Someday I shall tell her about the hippocampi, the two little seahorses in the brain that so fascinate me, and their importance to learning, memory, and emotion, how they navigate us through the stormy seas of life.

But on this golden afternoon, as we head home where her mother and baby sister await, I just marvel at her own brain. The beginning of a brilliant neuroscientist, if that is indeed what she wants to be. The world can surely use more. Humans, know thyselves. It is a daily, moment-by-moment undertaking.

Meanwhile, as evening settles in, I Christmas-shop online for my granddaughter and discover a book by her role model, Mayim Bialik: Flash Facts: Ten Terrific Tales About Science and Technology!

I place it in the cart, thinking about Bialik’s own inspiration to pursue neuroscience, born of a love for understanding the way we think and feel and communicate. On a whim, I search for “nurture scientist.” Turns out that nurture science is a real thing: research-based therapy around the healing power of nurturing as a means of helping families cope with emotional, behavioral, and developmental difficulties.
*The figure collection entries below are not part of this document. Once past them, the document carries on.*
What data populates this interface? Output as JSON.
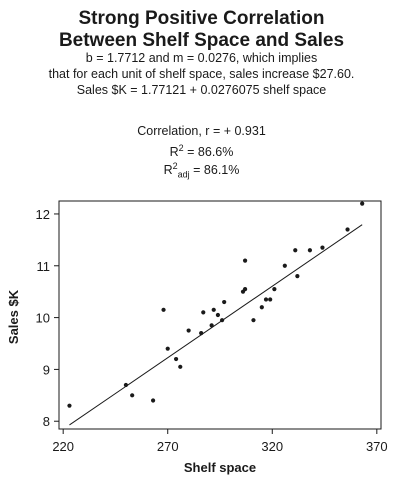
{
  "header": {
    "title_line1": "Strong Positive Correlation",
    "title_line2": "Between Shelf Space and Sales",
    "sub_line1": "b = 1.7712 and m = 0.0276, which implies",
    "sub_line2": "that for each unit of shelf space, sales increase $27.60.",
    "sub_line3": "Sales $K = 1.77121 + 0.0276075 shelf space"
  },
  "stats": {
    "correlation": "Correlation, r = + 0.931",
    "r2_base": "R",
    "r2_exp": "2",
    "r2_value": " = 86.6%",
    "r2adj_base": "R",
    "r2adj_exp": "2",
    "r2adj_sub": "adj",
    "r2adj_value": " = 86.1%"
  },
  "chart_data": {
    "type": "scatter",
    "title": "Strong Positive Correlation Between Shelf Space and Sales",
    "xlabel": "Shelf space",
    "ylabel": "Sales $K",
    "xlim": [
      218,
      372
    ],
    "ylim": [
      7.85,
      12.25
    ],
    "xticks": [
      220,
      270,
      320,
      370
    ],
    "yticks": [
      8,
      9,
      10,
      11,
      12
    ],
    "grid": false,
    "regression": {
      "intercept": 1.77121,
      "slope": 0.0276075,
      "x_range": [
        223,
        363
      ]
    },
    "points": [
      {
        "x": 223,
        "y": 8.3
      },
      {
        "x": 250,
        "y": 8.7
      },
      {
        "x": 253,
        "y": 8.5
      },
      {
        "x": 263,
        "y": 8.4
      },
      {
        "x": 268,
        "y": 10.15
      },
      {
        "x": 270,
        "y": 9.4
      },
      {
        "x": 274,
        "y": 9.2
      },
      {
        "x": 276,
        "y": 9.05
      },
      {
        "x": 280,
        "y": 9.75
      },
      {
        "x": 286,
        "y": 9.7
      },
      {
        "x": 287,
        "y": 10.1
      },
      {
        "x": 291,
        "y": 9.85
      },
      {
        "x": 292,
        "y": 10.15
      },
      {
        "x": 294,
        "y": 10.05
      },
      {
        "x": 296,
        "y": 9.95
      },
      {
        "x": 297,
        "y": 10.3
      },
      {
        "x": 306,
        "y": 10.5
      },
      {
        "x": 307,
        "y": 10.55
      },
      {
        "x": 307,
        "y": 11.1
      },
      {
        "x": 311,
        "y": 9.95
      },
      {
        "x": 315,
        "y": 10.2
      },
      {
        "x": 317,
        "y": 10.35
      },
      {
        "x": 319,
        "y": 10.35
      },
      {
        "x": 321,
        "y": 10.55
      },
      {
        "x": 326,
        "y": 11.0
      },
      {
        "x": 331,
        "y": 11.3
      },
      {
        "x": 332,
        "y": 10.8
      },
      {
        "x": 338,
        "y": 11.3
      },
      {
        "x": 344,
        "y": 11.35
      },
      {
        "x": 356,
        "y": 11.7
      },
      {
        "x": 363,
        "y": 12.2
      }
    ]
  },
  "colors": {
    "ink": "#1a1a1a",
    "background": "#ffffff"
  }
}
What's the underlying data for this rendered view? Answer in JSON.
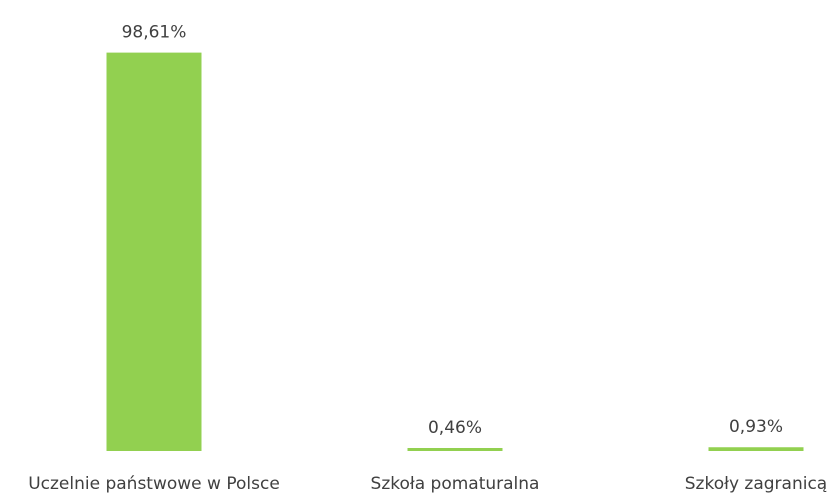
{
  "chart_data": {
    "type": "bar",
    "categories": [
      "Uczelnie państwowe w Polsce",
      "Szkoła pomaturalna",
      "Szkoły zagranicą"
    ],
    "values": [
      98.61,
      0.46,
      0.93
    ],
    "data_labels": [
      "98,61%",
      "0,46%",
      "0,93%"
    ],
    "title": "",
    "xlabel": "",
    "ylabel": "",
    "ylim": [
      0,
      100
    ],
    "grid": false,
    "legend": "none",
    "bar_color": "#92d050"
  }
}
The tugging of the tiny hippocampi on those reins between the brain and the heart.

Ever a delicate balance.

“Sketchnotes Contemplative Neuroscience with Richard Davidson at Wisdom 2.0”. ForbesOste. CC BY-NC-ND 2.0

with thanks to Two Writing Teachers for the Tuesday Slice of Life Story Challenge

Earth-keeper poem

For the final Day of National Poetry Month, with thanks to Susie Morice, who encouraged poets to write of their favorite earth-keepers on yesterday’s #verselove at Ethical ELA. She suggested using a quote from an environmentalist to build the poem.

My quote is excerpted from a favorite novel:

“We found that trees could communicate, over the air and through their roots…We found that trees take care of each other…seeds remember the seasons of their childhood and set buds accordingly…trees sense the presence of other nearby life…a tree learns to save water…trees feed their young and synchronize their masts and bank resources and warn kin and send out signals to wasps to come and save them from attacks.” —Richard Powers, The Overstory

Understory Haiku
(for Granddaddy)

Once upon a time
my grandfather dug a well
in the earth he loved

he never said why
or who needed that water
maybe his neighbors

farm communities
did that; they worked together
for the common good

down deep in that hole
his shoveling uncovered 
a fully-formed tree

never saw the likes
he said, and I never asked
what became of it

but I imagine
it still lives, long after him
my understory

My grandfather, walking the land he loved most, his childhood farm. He told me where the house stood, and all the old barns…at the time of this photo, nothing remained but a wide field still in cultivation, bordered by trees. That’s my shadow at the bottom, taking his picture.